The government globally kept large employers afloat by providing them with interest-free loans, with lenient terms to beef their balance with an abundance of cash to weather the financial tsunami.
Even after many governments’ efforts, large corporations laid-off people in droves to stay afloat to gain a short-term financial edge during the troubling tides.
Employers don’t exist to increase shareholders’ value; their job is to be anchored within the community and economies in which they operate. Most employers are shortsighted and don’t look at the long-term image of their corporation.
During the COVID mayhem, it became apparent that corporations are cash guzzlers that take in human capital to churn out profits for their shareholders, with the absence of care for knowledge workers employed inside former corporations.
Corporations constantly moan and groan about employee loyalty. The question they would like to pose is that corporations overwork and pay inadequate compensation to their workforce when corporations are doing well.

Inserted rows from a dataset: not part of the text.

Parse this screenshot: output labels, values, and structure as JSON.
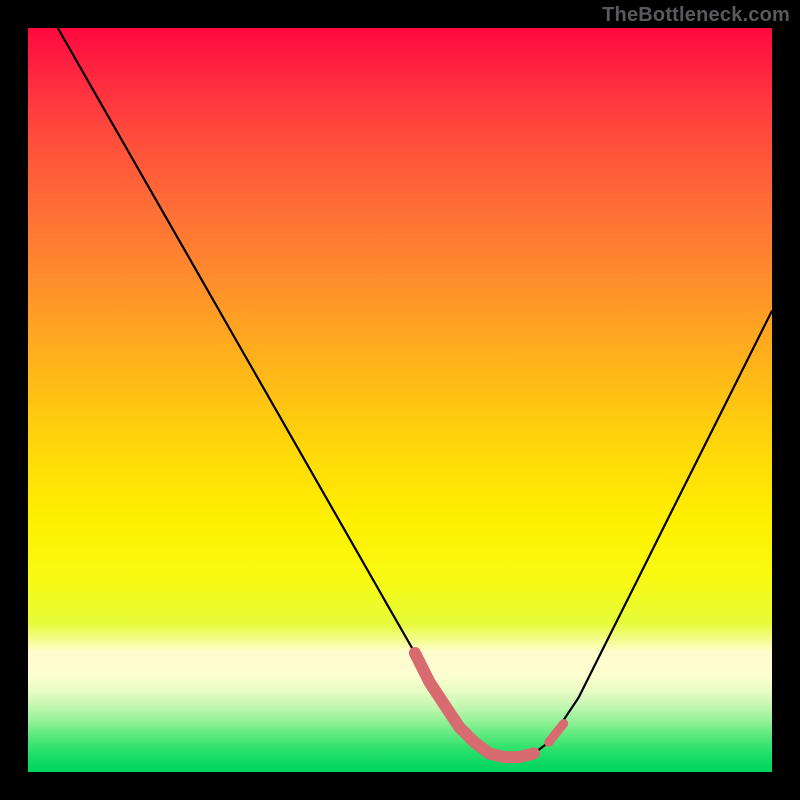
{
  "attribution_text": "TheBottleneck.com",
  "chart_data": {
    "type": "line",
    "title": "",
    "xlabel": "",
    "ylabel": "",
    "xlim": [
      0,
      100
    ],
    "ylim": [
      0,
      100
    ],
    "series": [
      {
        "name": "bottleneck-curve",
        "x": [
          4,
          8,
          12,
          16,
          20,
          24,
          28,
          32,
          36,
          40,
          44,
          48,
          52,
          54,
          56,
          58,
          60,
          62,
          64,
          66,
          68,
          70,
          74,
          78,
          82,
          86,
          90,
          94,
          98,
          100
        ],
        "y": [
          100,
          93,
          86,
          79,
          72,
          65,
          58,
          51,
          44,
          37,
          30,
          23,
          16,
          12,
          9,
          6,
          4,
          2.5,
          2,
          2,
          2.5,
          4,
          10,
          18,
          26,
          34,
          42,
          50,
          58,
          62
        ]
      }
    ],
    "accent_segments": [
      {
        "name": "valley-left",
        "x": [
          52,
          54,
          56,
          58
        ],
        "y": [
          16,
          12,
          9,
          6
        ]
      },
      {
        "name": "valley-floor",
        "x": [
          58,
          60,
          62,
          64,
          66,
          68
        ],
        "y": [
          6,
          4,
          2.5,
          2,
          2,
          2.5
        ]
      },
      {
        "name": "valley-right",
        "x": [
          70,
          72
        ],
        "y": [
          4,
          6.5
        ]
      }
    ],
    "gradient_stops": [
      {
        "offset": 0,
        "color": "#ff083f"
      },
      {
        "offset": 50,
        "color": "#ffd60b"
      },
      {
        "offset": 85,
        "color": "#fffdd0"
      },
      {
        "offset": 100,
        "color": "#00d45c"
      }
    ]
  }
}
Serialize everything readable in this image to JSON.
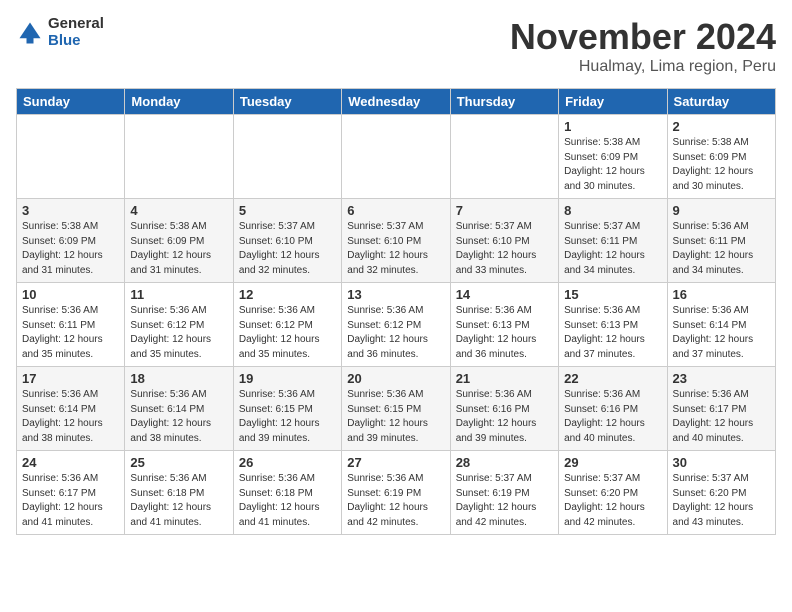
{
  "logo": {
    "general": "General",
    "blue": "Blue"
  },
  "header": {
    "title": "November 2024",
    "location": "Hualmay, Lima region, Peru"
  },
  "weekdays": [
    "Sunday",
    "Monday",
    "Tuesday",
    "Wednesday",
    "Thursday",
    "Friday",
    "Saturday"
  ],
  "weeks": [
    [
      {
        "day": "",
        "info": ""
      },
      {
        "day": "",
        "info": ""
      },
      {
        "day": "",
        "info": ""
      },
      {
        "day": "",
        "info": ""
      },
      {
        "day": "",
        "info": ""
      },
      {
        "day": "1",
        "info": "Sunrise: 5:38 AM\nSunset: 6:09 PM\nDaylight: 12 hours\nand 30 minutes."
      },
      {
        "day": "2",
        "info": "Sunrise: 5:38 AM\nSunset: 6:09 PM\nDaylight: 12 hours\nand 30 minutes."
      }
    ],
    [
      {
        "day": "3",
        "info": "Sunrise: 5:38 AM\nSunset: 6:09 PM\nDaylight: 12 hours\nand 31 minutes."
      },
      {
        "day": "4",
        "info": "Sunrise: 5:38 AM\nSunset: 6:09 PM\nDaylight: 12 hours\nand 31 minutes."
      },
      {
        "day": "5",
        "info": "Sunrise: 5:37 AM\nSunset: 6:10 PM\nDaylight: 12 hours\nand 32 minutes."
      },
      {
        "day": "6",
        "info": "Sunrise: 5:37 AM\nSunset: 6:10 PM\nDaylight: 12 hours\nand 32 minutes."
      },
      {
        "day": "7",
        "info": "Sunrise: 5:37 AM\nSunset: 6:10 PM\nDaylight: 12 hours\nand 33 minutes."
      },
      {
        "day": "8",
        "info": "Sunrise: 5:37 AM\nSunset: 6:11 PM\nDaylight: 12 hours\nand 34 minutes."
      },
      {
        "day": "9",
        "info": "Sunrise: 5:36 AM\nSunset: 6:11 PM\nDaylight: 12 hours\nand 34 minutes."
      }
    ],
    [
      {
        "day": "10",
        "info": "Sunrise: 5:36 AM\nSunset: 6:11 PM\nDaylight: 12 hours\nand 35 minutes."
      },
      {
        "day": "11",
        "info": "Sunrise: 5:36 AM\nSunset: 6:12 PM\nDaylight: 12 hours\nand 35 minutes."
      },
      {
        "day": "12",
        "info": "Sunrise: 5:36 AM\nSunset: 6:12 PM\nDaylight: 12 hours\nand 35 minutes."
      },
      {
        "day": "13",
        "info": "Sunrise: 5:36 AM\nSunset: 6:12 PM\nDaylight: 12 hours\nand 36 minutes."
      },
      {
        "day": "14",
        "info": "Sunrise: 5:36 AM\nSunset: 6:13 PM\nDaylight: 12 hours\nand 36 minutes."
      },
      {
        "day": "15",
        "info": "Sunrise: 5:36 AM\nSunset: 6:13 PM\nDaylight: 12 hours\nand 37 minutes."
      },
      {
        "day": "16",
        "info": "Sunrise: 5:36 AM\nSunset: 6:14 PM\nDaylight: 12 hours\nand 37 minutes."
      }
    ],
    [
      {
        "day": "17",
        "info": "Sunrise: 5:36 AM\nSunset: 6:14 PM\nDaylight: 12 hours\nand 38 minutes."
      },
      {
        "day": "18",
        "info": "Sunrise: 5:36 AM\nSunset: 6:14 PM\nDaylight: 12 hours\nand 38 minutes."
      },
      {
        "day": "19",
        "info": "Sunrise: 5:36 AM\nSunset: 6:15 PM\nDaylight: 12 hours\nand 39 minutes."
      },
      {
        "day": "20",
        "info": "Sunrise: 5:36 AM\nSunset: 6:15 PM\nDaylight: 12 hours\nand 39 minutes."
      },
      {
        "day": "21",
        "info": "Sunrise: 5:36 AM\nSunset: 6:16 PM\nDaylight: 12 hours\nand 39 minutes."
      },
      {
        "day": "22",
        "info": "Sunrise: 5:36 AM\nSunset: 6:16 PM\nDaylight: 12 hours\nand 40 minutes."
      },
      {
        "day": "23",
        "info": "Sunrise: 5:36 AM\nSunset: 6:17 PM\nDaylight: 12 hours\nand 40 minutes."
      }
    ],
    [
      {
        "day": "24",
        "info": "Sunrise: 5:36 AM\nSunset: 6:17 PM\nDaylight: 12 hours\nand 41 minutes."
      },
      {
        "day": "25",
        "info": "Sunrise: 5:36 AM\nSunset: 6:18 PM\nDaylight: 12 hours\nand 41 minutes."
      },
      {
        "day": "26",
        "info": "Sunrise: 5:36 AM\nSunset: 6:18 PM\nDaylight: 12 hours\nand 41 minutes."
      },
      {
        "day": "27",
        "info": "Sunrise: 5:36 AM\nSunset: 6:19 PM\nDaylight: 12 hours\nand 42 minutes."
      },
      {
        "day": "28",
        "info": "Sunrise: 5:37 AM\nSunset: 6:19 PM\nDaylight: 12 hours\nand 42 minutes."
      },
      {
        "day": "29",
        "info": "Sunrise: 5:37 AM\nSunset: 6:20 PM\nDaylight: 12 hours\nand 42 minutes."
      },
      {
        "day": "30",
        "info": "Sunrise: 5:37 AM\nSunset: 6:20 PM\nDaylight: 12 hours\nand 43 minutes."
      }
    ]
  ]
}
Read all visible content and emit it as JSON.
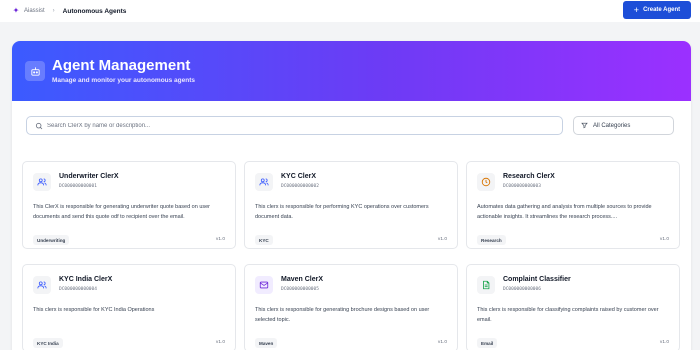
{
  "topbar": {
    "app_name": "Aiassist",
    "page_name": "Autonomous Agents",
    "create_label": "Create Agent"
  },
  "hero": {
    "title": "Agent Management",
    "subtitle": "Manage and monitor your autonomous agents"
  },
  "search": {
    "placeholder": "Search ClerX by name or description...",
    "value": ""
  },
  "filter": {
    "selected": "All Categories"
  },
  "colors": {
    "accent": "#1d4ed8",
    "hero_start": "#3b5bff",
    "hero_end": "#9b30ff"
  },
  "agents": [
    {
      "name": "Underwriter ClerX",
      "id": "DC000000000001",
      "description": "This ClerX is responsible for generating underwriter quote based on user documents and send this quote odf to recipient over the email.",
      "category": "Underwriting",
      "version": "v1.0",
      "icon": "users-icon"
    },
    {
      "name": "KYC ClerX",
      "id": "DC000000000002",
      "description": "This clerx is responsible for performing KYC operations over customers document data.",
      "category": "KYC",
      "version": "v1.0",
      "icon": "users-icon"
    },
    {
      "name": "Research ClerX",
      "id": "DC000000000003",
      "description": "Automates data gathering and analysis from multiple sources to provide actionable insights. It streamlines the research process....",
      "category": "Research",
      "version": "v1.0",
      "icon": "clock-icon"
    },
    {
      "name": "KYC India ClerX",
      "id": "DC000000000004",
      "description": "This clerx is responsible for KYC India Operations",
      "category": "KYC India",
      "version": "v1.0",
      "icon": "users-icon"
    },
    {
      "name": "Maven ClerX",
      "id": "DC000000000005",
      "description": "This clerx is responsible for generating brochure designs based on user selected topic.",
      "category": "Maven",
      "version": "v1.0",
      "icon": "mail-icon"
    },
    {
      "name": "Complaint Classifier",
      "id": "DC000000000006",
      "description": "This clerx is responsible for classifying complaints raised by customer over email.",
      "category": "Email",
      "version": "v1.0",
      "icon": "document-icon"
    }
  ]
}
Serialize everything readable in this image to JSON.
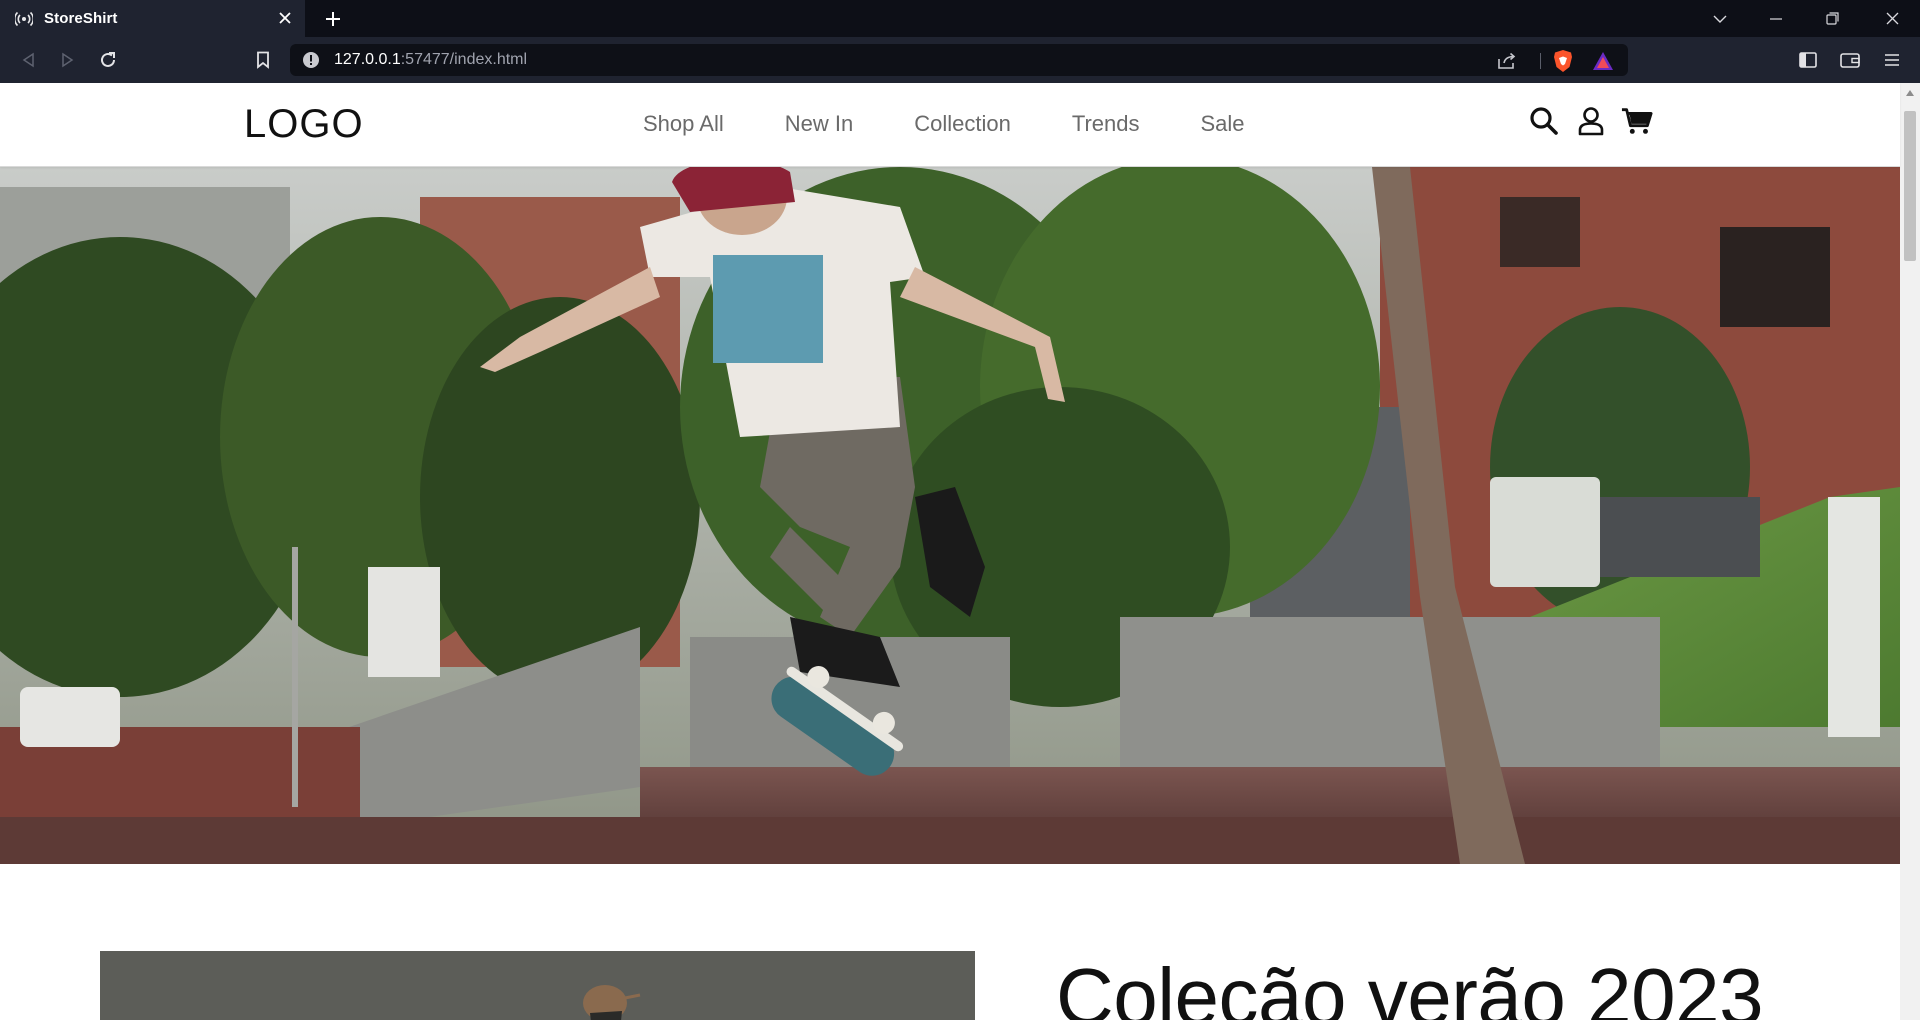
{
  "browser": {
    "tab_title": "StoreShirt",
    "url_host": "127.0.0.1",
    "url_rest": ":57477/index.html",
    "icons": [
      "broadcast-icon",
      "close-icon",
      "plus-icon",
      "chevron-down-icon",
      "minimize-icon",
      "restore-icon",
      "close-window-icon",
      "back-icon",
      "forward-icon",
      "reload-icon",
      "bookmark-icon",
      "info-icon",
      "share-icon",
      "brave-shield-icon",
      "rewards-icon",
      "sidebar-icon",
      "wallet-icon",
      "menu-icon"
    ]
  },
  "site": {
    "logo": "LOGO",
    "nav": [
      {
        "label": "Shop All"
      },
      {
        "label": "New In"
      },
      {
        "label": "Collection"
      },
      {
        "label": "Trends"
      },
      {
        "label": "Sale"
      }
    ],
    "header_icons": [
      "search-icon",
      "user-icon",
      "cart-icon"
    ],
    "hero_alt": "skateboarder-photo",
    "promo_title": "Coleção verão 2023"
  },
  "colors": {
    "chrome_dark": "#0d0f17",
    "chrome_toolbar": "#1f2330",
    "nav_text": "#6a6a6a",
    "logo_text": "#111111"
  }
}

Corporations must wake up to the fact that loyalty goes both ways. If corporations are asking for loyalty, they must return the deed. Corporations should act more prudently for the long-term betterment of their employees.
If corporations want to win in today’s fast-breeding business environment, they must give more cache to their employees. Why? Because an increasing number of corporations are tech-driven or tech-enabled, these companies don’t have physical assets, as all the assets are knowledge-based. The people with the knowledge are fortified inside the heads of those who work for respective corporations.